In a workshop that AUB presented about Lebanese air quality, one of Saliba’s colleagues visualised what would happen in one of the areas that the government, hypothetically, would like to place an incinerator. “What we found is that the fume is going to cover the whole of the Beirut area. Most of the residents in Beirut would be affected by the materials released by these incinerators.”

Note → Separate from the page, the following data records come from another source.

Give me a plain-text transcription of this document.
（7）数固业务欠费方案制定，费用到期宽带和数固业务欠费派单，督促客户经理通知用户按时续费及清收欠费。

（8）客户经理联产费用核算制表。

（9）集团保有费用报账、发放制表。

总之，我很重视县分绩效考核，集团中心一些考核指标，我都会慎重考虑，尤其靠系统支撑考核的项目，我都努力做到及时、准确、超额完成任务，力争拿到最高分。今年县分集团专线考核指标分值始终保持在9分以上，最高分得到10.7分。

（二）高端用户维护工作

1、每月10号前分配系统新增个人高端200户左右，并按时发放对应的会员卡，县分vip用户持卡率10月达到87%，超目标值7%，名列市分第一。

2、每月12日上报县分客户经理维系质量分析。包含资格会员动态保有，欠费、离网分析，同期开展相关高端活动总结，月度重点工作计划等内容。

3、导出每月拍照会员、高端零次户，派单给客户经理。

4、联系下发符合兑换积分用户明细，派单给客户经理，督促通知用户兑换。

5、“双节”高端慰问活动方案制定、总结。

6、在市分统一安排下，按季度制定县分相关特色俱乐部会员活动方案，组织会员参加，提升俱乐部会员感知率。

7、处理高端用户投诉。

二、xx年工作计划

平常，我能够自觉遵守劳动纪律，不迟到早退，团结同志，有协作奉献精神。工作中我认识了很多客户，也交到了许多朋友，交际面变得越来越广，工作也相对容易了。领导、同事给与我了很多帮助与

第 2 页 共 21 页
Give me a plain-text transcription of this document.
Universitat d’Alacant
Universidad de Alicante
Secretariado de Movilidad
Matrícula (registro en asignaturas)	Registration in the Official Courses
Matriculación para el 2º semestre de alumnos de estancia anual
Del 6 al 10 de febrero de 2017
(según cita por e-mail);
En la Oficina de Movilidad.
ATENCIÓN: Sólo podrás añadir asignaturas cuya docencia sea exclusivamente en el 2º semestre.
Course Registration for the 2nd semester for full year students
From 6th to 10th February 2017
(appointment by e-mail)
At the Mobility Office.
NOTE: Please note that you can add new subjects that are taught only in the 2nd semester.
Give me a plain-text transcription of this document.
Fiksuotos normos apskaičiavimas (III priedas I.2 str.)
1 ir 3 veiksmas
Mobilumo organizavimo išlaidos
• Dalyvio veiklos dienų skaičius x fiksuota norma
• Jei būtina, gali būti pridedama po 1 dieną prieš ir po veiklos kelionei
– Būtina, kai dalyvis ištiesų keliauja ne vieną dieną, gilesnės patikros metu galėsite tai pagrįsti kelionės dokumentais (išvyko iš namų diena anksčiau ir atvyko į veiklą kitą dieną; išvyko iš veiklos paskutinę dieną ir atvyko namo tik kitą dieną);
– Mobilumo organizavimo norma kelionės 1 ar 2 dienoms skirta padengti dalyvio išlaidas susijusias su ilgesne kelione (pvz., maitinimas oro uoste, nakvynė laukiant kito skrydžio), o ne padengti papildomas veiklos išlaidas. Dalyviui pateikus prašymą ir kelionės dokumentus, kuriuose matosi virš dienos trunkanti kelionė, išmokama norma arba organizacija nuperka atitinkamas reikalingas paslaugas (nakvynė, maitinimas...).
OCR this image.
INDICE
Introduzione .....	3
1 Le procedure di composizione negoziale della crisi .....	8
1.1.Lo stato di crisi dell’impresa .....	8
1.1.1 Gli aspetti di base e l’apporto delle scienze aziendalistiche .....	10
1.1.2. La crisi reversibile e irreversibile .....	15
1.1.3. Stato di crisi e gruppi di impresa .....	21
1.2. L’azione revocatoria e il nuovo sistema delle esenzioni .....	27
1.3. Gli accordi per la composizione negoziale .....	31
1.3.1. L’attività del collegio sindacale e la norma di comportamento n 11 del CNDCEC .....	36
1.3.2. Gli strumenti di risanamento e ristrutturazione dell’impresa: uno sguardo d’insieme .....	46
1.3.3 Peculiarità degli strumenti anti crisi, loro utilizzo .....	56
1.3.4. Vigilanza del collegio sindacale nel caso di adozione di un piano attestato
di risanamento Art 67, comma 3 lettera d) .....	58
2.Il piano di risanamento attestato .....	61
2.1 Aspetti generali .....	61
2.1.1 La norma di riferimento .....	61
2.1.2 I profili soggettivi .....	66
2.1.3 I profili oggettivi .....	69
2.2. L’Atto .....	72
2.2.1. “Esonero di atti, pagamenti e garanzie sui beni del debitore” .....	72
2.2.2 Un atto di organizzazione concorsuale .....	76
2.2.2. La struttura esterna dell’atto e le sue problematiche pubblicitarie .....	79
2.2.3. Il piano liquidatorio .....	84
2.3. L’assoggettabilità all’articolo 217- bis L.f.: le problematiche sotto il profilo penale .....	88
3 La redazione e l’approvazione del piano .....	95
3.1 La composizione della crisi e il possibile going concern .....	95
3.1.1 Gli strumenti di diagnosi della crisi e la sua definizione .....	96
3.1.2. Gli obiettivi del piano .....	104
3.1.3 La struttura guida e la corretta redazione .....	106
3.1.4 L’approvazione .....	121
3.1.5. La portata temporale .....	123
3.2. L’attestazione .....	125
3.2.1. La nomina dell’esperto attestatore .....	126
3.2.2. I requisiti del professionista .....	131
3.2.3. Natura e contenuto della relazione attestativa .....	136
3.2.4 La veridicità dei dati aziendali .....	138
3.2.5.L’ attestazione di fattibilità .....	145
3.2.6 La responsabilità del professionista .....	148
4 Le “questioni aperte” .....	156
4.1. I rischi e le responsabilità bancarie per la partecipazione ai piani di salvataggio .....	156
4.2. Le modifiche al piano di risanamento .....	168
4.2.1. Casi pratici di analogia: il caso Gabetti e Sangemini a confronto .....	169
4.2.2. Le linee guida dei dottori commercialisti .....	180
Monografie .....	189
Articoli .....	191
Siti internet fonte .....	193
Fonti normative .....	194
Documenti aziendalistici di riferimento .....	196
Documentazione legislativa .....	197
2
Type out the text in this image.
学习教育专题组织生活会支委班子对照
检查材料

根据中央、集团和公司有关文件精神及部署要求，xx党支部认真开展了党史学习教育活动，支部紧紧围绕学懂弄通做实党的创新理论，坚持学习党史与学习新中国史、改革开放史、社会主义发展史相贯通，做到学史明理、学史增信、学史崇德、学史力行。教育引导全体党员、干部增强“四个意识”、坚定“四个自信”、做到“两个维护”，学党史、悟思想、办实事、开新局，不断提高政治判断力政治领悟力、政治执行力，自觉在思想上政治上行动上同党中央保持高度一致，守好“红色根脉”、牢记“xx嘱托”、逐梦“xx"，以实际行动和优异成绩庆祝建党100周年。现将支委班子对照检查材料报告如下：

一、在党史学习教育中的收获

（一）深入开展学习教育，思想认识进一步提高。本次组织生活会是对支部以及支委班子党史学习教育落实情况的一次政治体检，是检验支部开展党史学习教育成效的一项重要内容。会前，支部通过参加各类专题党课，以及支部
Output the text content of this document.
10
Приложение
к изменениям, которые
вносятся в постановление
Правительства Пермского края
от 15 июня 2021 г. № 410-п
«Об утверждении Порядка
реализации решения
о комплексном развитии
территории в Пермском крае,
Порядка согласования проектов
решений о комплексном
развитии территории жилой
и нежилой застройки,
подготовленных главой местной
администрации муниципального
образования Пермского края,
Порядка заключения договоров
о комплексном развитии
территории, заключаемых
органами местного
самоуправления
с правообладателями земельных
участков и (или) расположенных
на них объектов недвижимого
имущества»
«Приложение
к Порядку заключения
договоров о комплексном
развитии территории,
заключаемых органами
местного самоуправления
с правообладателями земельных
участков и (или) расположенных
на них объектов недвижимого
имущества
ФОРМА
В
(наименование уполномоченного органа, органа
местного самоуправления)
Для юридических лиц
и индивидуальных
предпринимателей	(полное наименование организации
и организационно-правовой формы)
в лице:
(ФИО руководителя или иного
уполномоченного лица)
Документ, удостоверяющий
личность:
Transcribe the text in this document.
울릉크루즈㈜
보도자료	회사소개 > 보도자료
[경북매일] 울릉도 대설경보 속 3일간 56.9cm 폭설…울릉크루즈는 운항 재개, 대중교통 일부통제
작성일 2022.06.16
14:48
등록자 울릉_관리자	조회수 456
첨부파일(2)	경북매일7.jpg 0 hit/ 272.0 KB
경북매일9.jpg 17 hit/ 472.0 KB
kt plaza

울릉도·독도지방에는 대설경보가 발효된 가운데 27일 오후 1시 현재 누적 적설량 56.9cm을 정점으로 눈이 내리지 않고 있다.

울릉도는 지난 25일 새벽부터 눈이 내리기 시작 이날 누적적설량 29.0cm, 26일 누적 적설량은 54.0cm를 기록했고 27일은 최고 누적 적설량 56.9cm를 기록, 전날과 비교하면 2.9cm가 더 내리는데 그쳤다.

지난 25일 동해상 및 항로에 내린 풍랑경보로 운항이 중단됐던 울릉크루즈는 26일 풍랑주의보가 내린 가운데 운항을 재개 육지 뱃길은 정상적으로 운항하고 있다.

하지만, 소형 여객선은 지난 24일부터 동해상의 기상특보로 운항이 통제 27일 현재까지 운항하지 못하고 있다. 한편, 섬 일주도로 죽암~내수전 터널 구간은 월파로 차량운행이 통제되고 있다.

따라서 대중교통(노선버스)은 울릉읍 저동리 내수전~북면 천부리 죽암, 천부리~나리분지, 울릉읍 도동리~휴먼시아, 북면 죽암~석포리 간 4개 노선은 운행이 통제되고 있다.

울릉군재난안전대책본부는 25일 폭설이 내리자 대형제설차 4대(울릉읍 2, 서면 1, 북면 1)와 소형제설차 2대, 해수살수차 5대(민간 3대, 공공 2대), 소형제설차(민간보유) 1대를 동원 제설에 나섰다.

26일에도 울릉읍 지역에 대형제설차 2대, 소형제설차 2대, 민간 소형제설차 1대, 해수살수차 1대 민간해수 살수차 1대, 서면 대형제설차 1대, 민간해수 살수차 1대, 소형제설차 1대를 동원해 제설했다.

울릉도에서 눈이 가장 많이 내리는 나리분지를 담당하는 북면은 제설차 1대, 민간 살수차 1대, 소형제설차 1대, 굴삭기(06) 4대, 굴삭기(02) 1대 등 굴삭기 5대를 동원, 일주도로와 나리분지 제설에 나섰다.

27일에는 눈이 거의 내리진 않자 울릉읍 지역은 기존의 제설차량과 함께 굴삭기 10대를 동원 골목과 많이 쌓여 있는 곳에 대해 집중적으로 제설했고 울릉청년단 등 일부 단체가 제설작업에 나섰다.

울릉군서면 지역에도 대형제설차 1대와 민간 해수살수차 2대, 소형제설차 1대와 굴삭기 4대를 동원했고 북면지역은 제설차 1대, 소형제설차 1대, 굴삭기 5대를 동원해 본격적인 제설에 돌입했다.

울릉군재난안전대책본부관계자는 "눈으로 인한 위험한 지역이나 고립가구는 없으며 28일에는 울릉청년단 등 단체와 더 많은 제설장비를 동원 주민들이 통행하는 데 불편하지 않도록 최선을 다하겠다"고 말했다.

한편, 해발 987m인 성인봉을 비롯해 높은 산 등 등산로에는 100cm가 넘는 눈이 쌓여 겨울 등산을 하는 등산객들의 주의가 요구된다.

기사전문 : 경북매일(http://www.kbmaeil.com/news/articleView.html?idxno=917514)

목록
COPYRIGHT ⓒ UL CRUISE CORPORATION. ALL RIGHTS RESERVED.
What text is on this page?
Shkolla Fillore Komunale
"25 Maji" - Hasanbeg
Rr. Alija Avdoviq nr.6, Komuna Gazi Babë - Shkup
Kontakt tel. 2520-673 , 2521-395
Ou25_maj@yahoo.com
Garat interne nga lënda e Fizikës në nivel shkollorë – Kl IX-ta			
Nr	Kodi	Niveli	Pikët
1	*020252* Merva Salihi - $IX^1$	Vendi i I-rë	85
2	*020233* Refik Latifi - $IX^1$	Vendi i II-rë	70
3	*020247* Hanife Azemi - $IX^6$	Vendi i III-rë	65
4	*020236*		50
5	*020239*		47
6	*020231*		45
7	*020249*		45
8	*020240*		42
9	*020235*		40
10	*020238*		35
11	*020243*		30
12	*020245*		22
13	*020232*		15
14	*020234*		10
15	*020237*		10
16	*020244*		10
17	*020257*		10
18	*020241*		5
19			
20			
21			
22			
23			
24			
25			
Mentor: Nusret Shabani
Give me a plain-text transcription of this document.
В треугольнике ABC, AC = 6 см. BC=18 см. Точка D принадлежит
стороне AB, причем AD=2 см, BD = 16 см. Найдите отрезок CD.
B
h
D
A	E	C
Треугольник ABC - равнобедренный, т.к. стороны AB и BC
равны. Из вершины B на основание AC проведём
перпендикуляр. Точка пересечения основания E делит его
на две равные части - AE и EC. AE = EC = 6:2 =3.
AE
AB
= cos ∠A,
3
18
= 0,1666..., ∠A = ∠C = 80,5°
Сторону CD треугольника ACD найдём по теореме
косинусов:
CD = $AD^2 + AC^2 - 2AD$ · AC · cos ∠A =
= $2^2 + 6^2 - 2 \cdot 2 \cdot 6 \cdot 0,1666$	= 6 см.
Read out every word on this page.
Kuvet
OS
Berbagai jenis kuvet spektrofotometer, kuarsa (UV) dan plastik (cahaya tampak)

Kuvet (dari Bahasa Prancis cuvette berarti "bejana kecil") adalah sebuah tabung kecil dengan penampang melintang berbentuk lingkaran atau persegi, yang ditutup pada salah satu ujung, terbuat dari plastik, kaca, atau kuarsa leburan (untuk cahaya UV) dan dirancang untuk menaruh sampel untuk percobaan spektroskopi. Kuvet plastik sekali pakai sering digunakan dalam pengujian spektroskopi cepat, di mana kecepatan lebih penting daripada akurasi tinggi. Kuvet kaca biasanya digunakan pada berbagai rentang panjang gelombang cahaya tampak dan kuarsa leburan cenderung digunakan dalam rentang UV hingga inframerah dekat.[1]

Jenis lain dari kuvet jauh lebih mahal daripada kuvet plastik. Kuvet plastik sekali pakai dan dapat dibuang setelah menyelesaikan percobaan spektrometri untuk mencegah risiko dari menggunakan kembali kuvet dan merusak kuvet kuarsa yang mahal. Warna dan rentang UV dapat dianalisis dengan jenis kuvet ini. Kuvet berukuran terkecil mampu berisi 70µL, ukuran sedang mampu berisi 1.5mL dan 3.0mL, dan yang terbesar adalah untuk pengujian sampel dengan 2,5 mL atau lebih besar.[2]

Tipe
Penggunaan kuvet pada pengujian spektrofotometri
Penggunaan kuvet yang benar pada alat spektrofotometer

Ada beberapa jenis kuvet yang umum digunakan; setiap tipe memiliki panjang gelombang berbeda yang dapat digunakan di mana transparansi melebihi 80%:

It looks like it will take years for Lebanon to clean up its act. Saliba shows me out of her office and into a nearby lab that analyses air quality. The scientists working hard there are not Lebanese; just like Recycle Beirut’s, the plush campus at AUB is staffed by Syrians and Palestinians.

“I believe in this country,” insists Saliba. “This country will pick up, will change. It has started to change with the Waste Management Coalition who are trying very hard to reverse the clock. It will happen. We will have cleaner air.

“Call me a dreamer! But I would like to dream that way.”